1

I have an Arabic name and I am trying to split the Arabic characters and at the same time to identify the character if First, Middle or Last Here's my try but I couldn't fix the code

Sub Split_Arabic_Name()
    Dim sName As String, i As Long
    sName = "حاتم علاء خميس سيد"
    Dim result() As String
    Dim index As Integer
    index = 0
    For i = 1 To Len(sName)
        If AscW(Mid(sName, i, 1)) >= &HD800 And AscW(Mid(sName, i, 1)) <= &HDBFF Then
            ReDim Preserve result(index)
            result(index) = Mid(sName, i, 2)
            index = index + 1
            i = i + 1
        Else
            If Mid(sName, i, 1) <> " " Then
                ReDim Preserve result(index)
                result(index) = Mid(sName, i, 1)
                index = index + 1
            End If
        End If
    Next i
    Dim arrName() As String
    ReDim arrName(0 To UBound(result), 0 To 1)
    Dim first As Integer, middle As Integer, last As Integer
    first = 0
    middle = 0
    last = 0
    For i = 0 To UBound(result)
        arrName(i, 0) = result(i)
        If (i = 0) Or (Mid(sName, i + 1, 1) = " ") Then
            arrName(i, 1) = "First"
        ElseIf Mid(sName, i + 1, 1) = " " Then
            arrName(i, 1) = "Last"
        Else
            arrName(i, 1) = "Middle"
        End If
    Next i
    Range("H1").Resize(UBound(arrName, 1) + 1, UBound(arrName, 2) + 1).Value = arrName
End Sub

The spaces are considered as marks. While the name starts with ح so this is [First] -- then ا then ت [these are Middle] --- then م followed be space so this is [Last]

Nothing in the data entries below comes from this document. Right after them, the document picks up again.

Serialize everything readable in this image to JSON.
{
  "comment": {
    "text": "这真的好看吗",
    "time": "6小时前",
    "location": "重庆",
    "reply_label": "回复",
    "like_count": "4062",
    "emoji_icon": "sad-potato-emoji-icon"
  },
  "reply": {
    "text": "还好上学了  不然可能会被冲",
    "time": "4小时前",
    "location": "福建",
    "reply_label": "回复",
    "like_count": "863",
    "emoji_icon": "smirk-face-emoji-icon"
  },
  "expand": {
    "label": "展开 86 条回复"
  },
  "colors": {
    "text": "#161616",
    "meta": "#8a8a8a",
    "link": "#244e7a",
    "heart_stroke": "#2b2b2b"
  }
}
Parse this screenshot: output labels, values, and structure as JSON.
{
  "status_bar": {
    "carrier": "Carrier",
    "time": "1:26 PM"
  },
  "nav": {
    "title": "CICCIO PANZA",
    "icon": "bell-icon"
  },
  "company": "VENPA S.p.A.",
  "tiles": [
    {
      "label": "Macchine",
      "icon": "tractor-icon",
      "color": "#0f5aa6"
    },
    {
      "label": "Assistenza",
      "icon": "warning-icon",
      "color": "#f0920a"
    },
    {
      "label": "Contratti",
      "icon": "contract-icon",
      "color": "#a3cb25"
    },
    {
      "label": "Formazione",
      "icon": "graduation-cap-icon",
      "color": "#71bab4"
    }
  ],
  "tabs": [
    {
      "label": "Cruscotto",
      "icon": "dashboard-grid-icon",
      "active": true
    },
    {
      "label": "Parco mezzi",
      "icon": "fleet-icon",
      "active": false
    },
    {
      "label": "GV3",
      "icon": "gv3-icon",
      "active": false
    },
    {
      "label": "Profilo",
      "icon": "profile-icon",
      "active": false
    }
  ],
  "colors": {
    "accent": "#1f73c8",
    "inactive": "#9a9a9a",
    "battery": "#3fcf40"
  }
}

the second name after space which is ع , should be [First] -- then the characters ل then ا [Middle] --- and the character ء [Last] as it is before the space .. and so on

as for the last name سيد , the [First] is س but ي [Middle] --and the last character in the whole name not followed be space but it is the last character so it is [Last]

This is a snapshot of the results I got and I typed the remarks enter image description here

YasserKhalil
  • 9,138
  • 7
  • 36
  • 95
  • 2
    `sName = "حاتم علاء خميس سيد"` - you [cannot](https://stackoverflow.com/a/25260658/11683) really do that in the VBA editor. Put that text to a cell and read it from there. – GSerg Feb 03 '23 at 19:44
  • So what's the difference? The code works partially as the first column of results is correct. The problem is with how to set the position of each character. – YasserKhalil Feb 03 '23 at 19:51
  • I'd recommend a solution with regex. Just loop over matches when using a pattern like `"(?:^|\s)(\S)|(\S)(?!\s|$)|(\S)(?=\s|$)"`. I'm not able to test it in VBA because of the reason @GSerg mentioned, but I do believe there is some merit to the idea. [Here](https://regex101.com/r/JpxOog/1) is an online demo to show you how it 'could' look when looping through. – JvdV Feb 03 '23 at 19:58
  • Great idea. But I am not working on regex a lot. Can you provide me with the code if possible? But the number of the parts are not constant. Each part of the name is separated by space but the number of name parts are not fixed – YasserKhalil Feb 03 '23 at 20:00

1 Answers1

1

As per my comment, a regular expression might not be a bad idea here:

Sub Test()

Dim s As String: s = [A1]
Dim x As Long: x = 1
Dim tst As String

With CreateObject("vbscript.regexp")
    .Global = True
    .Pattern = "(?:^|\s)(\S)|(\S)(?!\s|$)|(\S)(?=\s|$)"
    Set matches = .Execute(s)
    If Not matches Is Nothing Then
        For Each Match In matches
            x = x + 1
            tst = Match.Submatches(0) & Match.Submatches(1) & Match.Submatches(2)
            Select Case tst
                Case Match.Submatches(0)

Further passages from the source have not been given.